Judah Maccabees ordered a a new altar built for the temple, and declared 8 days of “sacrifice and songs” for its re-dedication. The pigs were out, Yahweh was back in. There was only one problem. Tradition said in re-dedicating the Temple required the temple's  menorah lamps to burn every night, all night, during the celebration. But there was only enough oil for one night. What to do?
Now if it was me, I would have ordered the nine lamps on the menorah to be publicly lit at sundown each night, as usual. And then a half hour after sundown,  after the faithful had gone home to bed, the priests would quietly extinguish the lamps. This way, instead of burning through all the oil in one eight hour winter's night, the lamps would burn for a about an hour each night, for eight nights. And I think that maybe that was what the Hammer did. But then, I am a non-believer. And priest are in the business of believing, even in miracles. And the truth is, miracles don't happen without a little help from somebody. Who that help comes from depends on who and what you believe in. Anyway....
It was the first Hanukkah, the first festival of the lights. Two thousand years later it is not a very important Jewish holiday, and about the only one in which women play a leading role. Each of the eight nights a woman first lights the “shamash”, the central candle or lamp, used to illuminate the entire ritual. On each successive night , the shamash is then used to light one candle more each nigh until all are burning. In each Jewish home they are displayed in a window or an exterior door, “to illuminate the house outside” the home. And as they do so, the women recite the Hanukkah prayer.
“We light these lights for the miracles and the wonders, for the redemption and the battles that you made for our forefathers, in those days at this season, through your holy priests. During all eight days of Hanukkah these lights are sacred, and we are not permitted to make ordinary use of them except for to look at them in order to express thanks and praise to Your great Name for Your miracles, Your wonders and Your salivations.”
Lysias defeated and killed Philip in 163 B.C.. But in 162 B.C. Lysias was defeated by Demetrius I, who had been Antiochus IV's older brother and Antiochus V's uncle. Being the older brother, Demetrius was supposed to have been made King first. But when their father died, Demetrius was being held as the official hostage in Rome. So it turned out Antiochus IV had been a usurper, which made his defeat in 162 B.C.,  payback.
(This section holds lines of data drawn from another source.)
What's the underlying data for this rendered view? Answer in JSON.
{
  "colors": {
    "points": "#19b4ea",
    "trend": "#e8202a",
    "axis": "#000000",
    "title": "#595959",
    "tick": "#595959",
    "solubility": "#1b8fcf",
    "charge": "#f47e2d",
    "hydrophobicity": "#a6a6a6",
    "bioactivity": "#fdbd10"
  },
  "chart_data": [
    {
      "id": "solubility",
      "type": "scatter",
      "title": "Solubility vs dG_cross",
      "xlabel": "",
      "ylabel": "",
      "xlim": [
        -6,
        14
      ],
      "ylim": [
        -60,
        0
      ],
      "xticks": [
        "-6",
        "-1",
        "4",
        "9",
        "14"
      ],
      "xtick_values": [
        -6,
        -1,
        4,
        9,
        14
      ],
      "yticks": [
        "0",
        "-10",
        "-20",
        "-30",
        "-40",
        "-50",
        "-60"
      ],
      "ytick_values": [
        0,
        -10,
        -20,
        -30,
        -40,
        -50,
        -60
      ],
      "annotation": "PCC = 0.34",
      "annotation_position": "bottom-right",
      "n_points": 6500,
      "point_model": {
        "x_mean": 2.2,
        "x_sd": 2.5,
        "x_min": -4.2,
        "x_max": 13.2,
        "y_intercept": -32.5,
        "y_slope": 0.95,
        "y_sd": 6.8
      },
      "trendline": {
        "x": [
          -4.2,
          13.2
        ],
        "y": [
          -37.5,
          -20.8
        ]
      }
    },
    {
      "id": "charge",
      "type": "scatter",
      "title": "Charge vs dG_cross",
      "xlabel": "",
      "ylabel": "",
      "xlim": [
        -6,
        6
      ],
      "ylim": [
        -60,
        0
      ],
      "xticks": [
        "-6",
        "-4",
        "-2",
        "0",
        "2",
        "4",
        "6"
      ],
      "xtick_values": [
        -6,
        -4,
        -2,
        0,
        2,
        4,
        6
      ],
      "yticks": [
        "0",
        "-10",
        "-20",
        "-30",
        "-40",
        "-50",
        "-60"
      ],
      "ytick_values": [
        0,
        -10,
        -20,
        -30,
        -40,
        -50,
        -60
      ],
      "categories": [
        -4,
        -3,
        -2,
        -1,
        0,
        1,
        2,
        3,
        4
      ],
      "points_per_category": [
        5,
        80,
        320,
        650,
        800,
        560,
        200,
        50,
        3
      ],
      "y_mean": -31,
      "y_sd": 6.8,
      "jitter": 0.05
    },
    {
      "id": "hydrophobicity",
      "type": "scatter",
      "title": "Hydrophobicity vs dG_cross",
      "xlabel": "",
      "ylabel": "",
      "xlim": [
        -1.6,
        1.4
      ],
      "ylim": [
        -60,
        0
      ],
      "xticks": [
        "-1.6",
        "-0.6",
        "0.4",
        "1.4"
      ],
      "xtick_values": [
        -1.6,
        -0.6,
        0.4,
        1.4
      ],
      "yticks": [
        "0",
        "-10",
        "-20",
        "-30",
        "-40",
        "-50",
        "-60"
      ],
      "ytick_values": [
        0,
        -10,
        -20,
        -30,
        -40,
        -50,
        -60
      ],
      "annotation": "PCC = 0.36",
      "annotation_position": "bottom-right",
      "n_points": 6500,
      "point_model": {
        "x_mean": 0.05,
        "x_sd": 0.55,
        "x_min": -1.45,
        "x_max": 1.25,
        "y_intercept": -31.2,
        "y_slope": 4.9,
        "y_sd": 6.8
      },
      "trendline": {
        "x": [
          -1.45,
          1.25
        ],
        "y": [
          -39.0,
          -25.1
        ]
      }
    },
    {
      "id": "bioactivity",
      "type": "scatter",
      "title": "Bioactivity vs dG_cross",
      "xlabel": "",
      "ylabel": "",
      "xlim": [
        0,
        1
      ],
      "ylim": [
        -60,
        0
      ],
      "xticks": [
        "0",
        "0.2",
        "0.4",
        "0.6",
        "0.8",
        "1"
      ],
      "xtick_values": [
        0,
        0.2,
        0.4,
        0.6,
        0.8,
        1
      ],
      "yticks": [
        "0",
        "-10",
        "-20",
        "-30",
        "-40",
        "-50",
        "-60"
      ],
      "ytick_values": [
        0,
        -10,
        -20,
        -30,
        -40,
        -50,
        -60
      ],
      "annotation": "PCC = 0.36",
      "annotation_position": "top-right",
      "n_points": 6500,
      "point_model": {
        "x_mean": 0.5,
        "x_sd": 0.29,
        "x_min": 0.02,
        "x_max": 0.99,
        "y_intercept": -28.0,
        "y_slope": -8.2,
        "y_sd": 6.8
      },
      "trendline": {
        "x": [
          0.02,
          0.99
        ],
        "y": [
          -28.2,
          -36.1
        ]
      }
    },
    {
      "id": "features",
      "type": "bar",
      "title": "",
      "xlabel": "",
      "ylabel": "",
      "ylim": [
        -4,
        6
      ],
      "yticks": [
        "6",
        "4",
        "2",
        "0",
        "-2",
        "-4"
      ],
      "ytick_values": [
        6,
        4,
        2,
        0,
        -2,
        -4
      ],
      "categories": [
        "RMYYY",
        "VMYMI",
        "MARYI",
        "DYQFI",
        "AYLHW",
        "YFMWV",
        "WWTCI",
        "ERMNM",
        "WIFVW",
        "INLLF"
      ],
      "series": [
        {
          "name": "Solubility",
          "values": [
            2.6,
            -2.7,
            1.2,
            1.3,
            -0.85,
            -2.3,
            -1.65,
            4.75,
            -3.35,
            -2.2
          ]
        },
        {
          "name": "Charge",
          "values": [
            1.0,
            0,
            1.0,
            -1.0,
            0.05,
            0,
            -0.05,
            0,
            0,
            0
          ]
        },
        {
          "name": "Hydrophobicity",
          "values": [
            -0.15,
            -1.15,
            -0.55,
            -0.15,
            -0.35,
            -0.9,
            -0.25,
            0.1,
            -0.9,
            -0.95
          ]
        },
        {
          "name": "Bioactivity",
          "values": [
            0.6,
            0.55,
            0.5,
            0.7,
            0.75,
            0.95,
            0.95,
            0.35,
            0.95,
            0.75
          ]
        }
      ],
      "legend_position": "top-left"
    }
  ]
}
Demetrius executed both Lysias, and the boy king Antiochus V. Demetrius then tried to reconquer the Jews, but the Fighting Maccabees  held him off for ten years, until Demetrius was killed by a new usurper in 150 B.C. It was the end of Slecuid empire.
The next empire to come marching down the coast road of Judea would be the Romans. And they and the Jews would have their own problems, strongly reminiscent of the ones the Jews and Slecuid's had shared. They say some people never learn. But I think, most people never learn, certainly not in the middle east.